California Penal Code Section 186.22 provides in part:
(a) Any person who actively participates in any criminal
street gang with knowledge that its members engage in or have engaged
in a pattern of criminal gang activity, and who willfully promotes,
furthers, or assists in any felonious criminal conduct by members of
that gang, shall be punished by imprisonment in a county jail for a
period not to exceed one year, or by imprisonment in the state prison
for 16 months, or two or three years.
These penalties become increasingly severe for more serious crimes and can even reach ten and twenty years in cases involving firearms and shootings. Often the penalty for the gang enhancement exceeds the penalty for the underlying crime itself.
Gange related enhancements are unfair for several reasons.
First, it is hard to define what is a gang. Are three or four Mexican Americans who gather in a park smoking marijuana and talking about where they are going to buy it a gang? Under an expansive view by the District Attorney’s Office ,such a group could be a gang because they gather with the purpose of breaking the law. Or what a about a group of San Diego criminal defense attorneys who gather for beers after work and discuss strategies for defending clients? Where do we draw the line? Gang enhancements often infringe upon a person’s right to gather with family members, friends, and colleagues.

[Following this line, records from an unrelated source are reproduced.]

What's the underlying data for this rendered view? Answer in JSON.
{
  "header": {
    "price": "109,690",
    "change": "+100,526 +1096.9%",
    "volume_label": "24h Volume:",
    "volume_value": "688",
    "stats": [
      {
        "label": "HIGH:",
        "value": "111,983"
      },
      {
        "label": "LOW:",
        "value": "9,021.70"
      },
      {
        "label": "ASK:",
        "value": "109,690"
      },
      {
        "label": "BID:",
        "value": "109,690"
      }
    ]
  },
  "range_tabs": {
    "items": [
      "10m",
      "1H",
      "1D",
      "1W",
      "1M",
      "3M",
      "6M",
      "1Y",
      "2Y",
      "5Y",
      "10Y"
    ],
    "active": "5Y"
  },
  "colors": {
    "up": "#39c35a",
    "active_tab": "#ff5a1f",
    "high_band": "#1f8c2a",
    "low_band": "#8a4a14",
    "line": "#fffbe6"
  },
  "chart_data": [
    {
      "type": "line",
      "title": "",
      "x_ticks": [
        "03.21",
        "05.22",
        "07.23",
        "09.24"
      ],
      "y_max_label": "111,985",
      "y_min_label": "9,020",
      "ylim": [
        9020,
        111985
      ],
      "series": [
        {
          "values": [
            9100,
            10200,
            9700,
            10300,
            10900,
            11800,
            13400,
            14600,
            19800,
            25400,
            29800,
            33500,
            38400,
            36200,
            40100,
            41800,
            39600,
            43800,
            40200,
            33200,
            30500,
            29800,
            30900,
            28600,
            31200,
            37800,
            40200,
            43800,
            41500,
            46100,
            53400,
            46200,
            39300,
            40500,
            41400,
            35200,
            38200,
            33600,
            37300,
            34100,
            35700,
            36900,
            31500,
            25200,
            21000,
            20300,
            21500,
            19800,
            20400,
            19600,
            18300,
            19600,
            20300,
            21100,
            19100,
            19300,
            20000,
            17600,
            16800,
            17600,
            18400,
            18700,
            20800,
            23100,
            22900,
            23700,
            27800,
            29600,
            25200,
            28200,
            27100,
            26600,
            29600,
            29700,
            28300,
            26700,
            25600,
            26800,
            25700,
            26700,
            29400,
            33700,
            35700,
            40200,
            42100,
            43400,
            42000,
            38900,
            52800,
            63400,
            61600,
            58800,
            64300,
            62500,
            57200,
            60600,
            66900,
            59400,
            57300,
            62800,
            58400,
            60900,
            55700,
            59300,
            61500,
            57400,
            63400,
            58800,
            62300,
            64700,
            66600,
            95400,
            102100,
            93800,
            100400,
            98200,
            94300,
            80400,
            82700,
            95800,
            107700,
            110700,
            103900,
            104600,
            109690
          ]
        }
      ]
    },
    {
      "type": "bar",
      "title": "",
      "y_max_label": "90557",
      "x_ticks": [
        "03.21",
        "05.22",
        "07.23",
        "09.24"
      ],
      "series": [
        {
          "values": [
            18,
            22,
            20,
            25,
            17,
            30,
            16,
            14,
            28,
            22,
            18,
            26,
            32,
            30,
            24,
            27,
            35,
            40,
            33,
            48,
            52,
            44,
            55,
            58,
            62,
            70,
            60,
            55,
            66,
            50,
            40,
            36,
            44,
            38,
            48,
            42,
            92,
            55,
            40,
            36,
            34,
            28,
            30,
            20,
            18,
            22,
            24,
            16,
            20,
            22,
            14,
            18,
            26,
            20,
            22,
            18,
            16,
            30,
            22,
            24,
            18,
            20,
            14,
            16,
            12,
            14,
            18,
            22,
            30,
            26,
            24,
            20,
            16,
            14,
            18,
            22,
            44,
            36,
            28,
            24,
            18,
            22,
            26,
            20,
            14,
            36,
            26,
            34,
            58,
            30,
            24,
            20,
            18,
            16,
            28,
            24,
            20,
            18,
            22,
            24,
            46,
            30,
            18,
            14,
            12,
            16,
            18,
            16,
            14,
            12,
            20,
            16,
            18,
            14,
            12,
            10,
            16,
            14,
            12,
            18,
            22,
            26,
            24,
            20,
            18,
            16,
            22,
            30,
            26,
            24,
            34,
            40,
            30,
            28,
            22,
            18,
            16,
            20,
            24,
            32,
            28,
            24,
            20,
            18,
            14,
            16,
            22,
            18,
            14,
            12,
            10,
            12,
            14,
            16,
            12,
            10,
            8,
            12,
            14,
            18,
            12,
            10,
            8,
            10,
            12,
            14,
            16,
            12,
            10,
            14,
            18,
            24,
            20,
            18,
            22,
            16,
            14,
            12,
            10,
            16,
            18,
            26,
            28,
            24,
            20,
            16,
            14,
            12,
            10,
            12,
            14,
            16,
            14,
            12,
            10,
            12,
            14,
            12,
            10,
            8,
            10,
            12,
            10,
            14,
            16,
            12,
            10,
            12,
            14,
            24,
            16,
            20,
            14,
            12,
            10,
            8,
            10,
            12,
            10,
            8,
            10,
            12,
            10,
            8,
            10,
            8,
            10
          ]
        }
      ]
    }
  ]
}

It is hard to grow up in many areas of Southern California without knowing people who are affiliated with ganges. Minority individuals are often stopped by police and asked if they know or associate with gang members. These contacts or “Field Identification Cards” are often used later in court to try to prove that an individual is an active gang member.
Another problem with gang laws is the assumption by law enforecment individuals that any time a gang member commits a crime it is gang related. Not so . A gang member may become hungry and steal food with no purpose to promote the activity of a gang. A gang member may become intoxicated and assault someone because of anger. While punishment is warranted for the crime, additional punishment is not warranted for gang membership.
Gang laws are generally used to target minority individuals. California should not punish individuals because of their culture or lifestyle choices but based on the crime committed.
Gang laws reflect the loss of identity that many young people and minority members feel in modern society. Gang enhancements are not a solution to crime but are part of the problem.
At the Law Offices of Russell Babcock we will fight hard to have gang enhancements dropped from a case when there is no basis for them.